Rimbaud may have left poetry behind, deciding he had realized all he could in language. But he had not given up on approaching his experience aesthetically. Only, instead of trying “to invent new flowers, new stars, new flesh, new tongues,” as he wrote in “Farewell,” he had evidently decided to take the world in on its own terms. He documented his findings in essays on geography and travel accounts and, in 1883, several photographs, including two self-portraits he sent to his mother in May, writing, “Enclosed are two photographs of me which I took.”
You can see one of those portraits at the top of the post, and the other, in much worse shape, below it, and a third self-portrait just below. The “circumstances in which the photographs were taken are quite mysterious,” writes Lucille Pennel at The Eye of Photography.

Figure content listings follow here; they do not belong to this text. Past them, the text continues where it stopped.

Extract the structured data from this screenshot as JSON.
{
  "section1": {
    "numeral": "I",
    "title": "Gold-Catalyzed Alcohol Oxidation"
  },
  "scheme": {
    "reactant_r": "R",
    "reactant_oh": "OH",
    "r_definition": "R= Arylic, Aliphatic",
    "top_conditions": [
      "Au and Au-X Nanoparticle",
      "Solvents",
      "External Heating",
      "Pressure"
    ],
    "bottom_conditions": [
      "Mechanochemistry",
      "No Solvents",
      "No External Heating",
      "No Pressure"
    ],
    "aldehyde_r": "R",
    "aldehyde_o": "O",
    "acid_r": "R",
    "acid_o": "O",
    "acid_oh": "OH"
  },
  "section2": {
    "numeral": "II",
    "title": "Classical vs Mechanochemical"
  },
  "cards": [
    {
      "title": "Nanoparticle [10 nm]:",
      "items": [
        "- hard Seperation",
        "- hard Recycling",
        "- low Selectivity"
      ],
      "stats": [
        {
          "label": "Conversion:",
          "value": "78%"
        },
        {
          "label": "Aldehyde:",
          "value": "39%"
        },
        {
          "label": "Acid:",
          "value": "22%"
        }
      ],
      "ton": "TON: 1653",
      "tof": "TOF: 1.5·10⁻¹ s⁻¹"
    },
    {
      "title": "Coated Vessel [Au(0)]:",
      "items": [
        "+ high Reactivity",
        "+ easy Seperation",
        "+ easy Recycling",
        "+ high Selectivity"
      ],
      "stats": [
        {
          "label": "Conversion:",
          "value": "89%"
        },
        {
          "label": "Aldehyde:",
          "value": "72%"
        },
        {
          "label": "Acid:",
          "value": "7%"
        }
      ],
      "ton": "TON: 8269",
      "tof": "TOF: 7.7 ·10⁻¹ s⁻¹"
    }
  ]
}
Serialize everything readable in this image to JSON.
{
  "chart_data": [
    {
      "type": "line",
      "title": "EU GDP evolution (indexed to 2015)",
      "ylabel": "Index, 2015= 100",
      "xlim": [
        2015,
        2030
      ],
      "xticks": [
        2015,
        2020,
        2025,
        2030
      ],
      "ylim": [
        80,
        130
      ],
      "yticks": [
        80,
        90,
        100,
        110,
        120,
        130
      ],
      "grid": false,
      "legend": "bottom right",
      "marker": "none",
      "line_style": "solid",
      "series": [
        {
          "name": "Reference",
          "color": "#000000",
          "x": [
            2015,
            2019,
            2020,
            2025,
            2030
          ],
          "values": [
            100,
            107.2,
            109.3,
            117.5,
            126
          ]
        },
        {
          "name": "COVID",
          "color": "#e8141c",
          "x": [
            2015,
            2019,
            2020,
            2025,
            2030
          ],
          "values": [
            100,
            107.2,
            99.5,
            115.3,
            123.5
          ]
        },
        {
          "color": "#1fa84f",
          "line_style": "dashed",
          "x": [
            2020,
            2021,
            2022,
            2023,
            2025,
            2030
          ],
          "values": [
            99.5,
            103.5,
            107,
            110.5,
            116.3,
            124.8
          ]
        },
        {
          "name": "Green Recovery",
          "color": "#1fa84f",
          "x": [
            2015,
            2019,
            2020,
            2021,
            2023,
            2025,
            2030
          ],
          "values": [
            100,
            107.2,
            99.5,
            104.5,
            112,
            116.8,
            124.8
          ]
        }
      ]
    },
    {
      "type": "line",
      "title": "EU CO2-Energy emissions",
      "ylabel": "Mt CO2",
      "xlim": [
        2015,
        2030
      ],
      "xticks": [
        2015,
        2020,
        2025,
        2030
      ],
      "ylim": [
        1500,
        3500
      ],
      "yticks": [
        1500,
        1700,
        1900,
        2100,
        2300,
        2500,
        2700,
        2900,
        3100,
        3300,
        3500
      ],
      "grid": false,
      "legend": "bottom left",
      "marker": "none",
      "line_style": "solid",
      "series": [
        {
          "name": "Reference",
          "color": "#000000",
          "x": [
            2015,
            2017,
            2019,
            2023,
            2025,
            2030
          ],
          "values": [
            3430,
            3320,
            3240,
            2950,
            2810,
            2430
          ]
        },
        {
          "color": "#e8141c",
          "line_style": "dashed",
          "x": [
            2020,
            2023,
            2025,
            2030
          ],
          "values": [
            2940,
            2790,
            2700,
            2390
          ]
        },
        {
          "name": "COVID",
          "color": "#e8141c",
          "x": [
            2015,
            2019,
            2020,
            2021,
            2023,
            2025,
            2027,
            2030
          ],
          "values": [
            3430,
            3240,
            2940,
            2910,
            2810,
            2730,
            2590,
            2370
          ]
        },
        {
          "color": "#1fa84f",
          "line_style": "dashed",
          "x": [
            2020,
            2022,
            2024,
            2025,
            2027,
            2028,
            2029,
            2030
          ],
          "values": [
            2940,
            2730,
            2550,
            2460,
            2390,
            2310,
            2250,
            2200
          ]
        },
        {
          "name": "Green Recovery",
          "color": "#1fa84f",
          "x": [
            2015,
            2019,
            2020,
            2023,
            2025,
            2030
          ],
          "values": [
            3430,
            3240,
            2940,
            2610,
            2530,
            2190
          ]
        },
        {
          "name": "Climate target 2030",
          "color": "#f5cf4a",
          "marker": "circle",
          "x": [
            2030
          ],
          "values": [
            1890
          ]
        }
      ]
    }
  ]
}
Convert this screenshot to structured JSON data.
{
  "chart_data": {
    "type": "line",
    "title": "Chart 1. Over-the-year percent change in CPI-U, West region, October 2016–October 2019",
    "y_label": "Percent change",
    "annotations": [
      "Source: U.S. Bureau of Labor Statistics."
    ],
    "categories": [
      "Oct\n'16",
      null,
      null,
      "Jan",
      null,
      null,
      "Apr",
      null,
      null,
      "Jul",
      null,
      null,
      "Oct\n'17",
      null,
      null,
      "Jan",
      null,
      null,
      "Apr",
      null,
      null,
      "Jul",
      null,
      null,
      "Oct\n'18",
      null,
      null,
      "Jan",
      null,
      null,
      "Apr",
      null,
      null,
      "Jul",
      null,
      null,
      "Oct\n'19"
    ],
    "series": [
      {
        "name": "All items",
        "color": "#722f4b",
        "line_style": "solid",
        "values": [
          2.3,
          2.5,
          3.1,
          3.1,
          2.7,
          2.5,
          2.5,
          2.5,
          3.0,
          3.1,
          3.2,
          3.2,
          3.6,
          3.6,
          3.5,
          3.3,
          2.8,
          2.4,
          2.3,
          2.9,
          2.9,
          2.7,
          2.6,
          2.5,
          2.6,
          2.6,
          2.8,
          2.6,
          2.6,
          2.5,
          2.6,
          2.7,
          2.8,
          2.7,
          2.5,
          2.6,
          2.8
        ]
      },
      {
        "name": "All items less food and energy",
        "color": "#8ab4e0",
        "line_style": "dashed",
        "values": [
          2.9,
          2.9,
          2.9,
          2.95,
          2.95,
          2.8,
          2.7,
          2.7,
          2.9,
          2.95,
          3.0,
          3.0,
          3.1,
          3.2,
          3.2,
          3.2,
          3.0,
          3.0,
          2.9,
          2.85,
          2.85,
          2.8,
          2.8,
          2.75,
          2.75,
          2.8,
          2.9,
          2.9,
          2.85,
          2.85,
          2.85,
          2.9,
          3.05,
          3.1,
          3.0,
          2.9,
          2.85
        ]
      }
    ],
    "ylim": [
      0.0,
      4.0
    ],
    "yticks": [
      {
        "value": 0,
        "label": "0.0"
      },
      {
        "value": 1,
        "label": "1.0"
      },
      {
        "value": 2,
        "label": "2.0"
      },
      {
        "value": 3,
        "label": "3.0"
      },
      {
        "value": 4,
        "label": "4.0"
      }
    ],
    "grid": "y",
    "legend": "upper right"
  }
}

Starting in 1882, Rimbaud became fascinated with the new technology. He ordered a camera in Lyon in order to illustrate a book on “Harar and the Gallas country,” a camera he received only in early 1883. He also ordered specialized books and photo processing equipment. The planned scientific publication was never realized, and the six photographs are the only trace of Rimbaud’s activity.
“I am not yet well established, nor aware of things,” Rimbaud wrote in the letter to his mother, "But I will be soon, and I will send you some interesting things.” It’s not exactly clear why Rimbaud abandoned his photographic endeavors. He had approached the pursuit not only as hobby, but also as a commercial venture, writing in his letter, “Here everyone wants to be photographed. They even offer one guinea a photograph.”
The comment leads Pennel to conclude “there must have been other photographs, but any trace of them is lost, raising doubts about the degree of Rimbaud’s engagement with photography.”
Perhaps, however, he’d simply decided that he’d done all he could do with the medium, and let it go with a graceful farewell. History, posterity, the cementing of a reputation---these are phenomena that seemed of little interest to Rimbaud. “What will become of the world when you leave?” he had written in “Youth, IV”—“No matter what happens, no trace of now will remain.” In a historical irony, Rimbaud’s photographs “were developed in ‘filthy water,’” notes Pennel, meaning they “will continue to fade until the images are all gone. They are as fleeting as the man with the soles of wind.”
If we wish to see them in person, the time is short. The photo at the top of the post now resides at the Bibliothèque Nationale de France. The other six are housed at the Arthur Rimbaud Museum in Charleville-Mézières.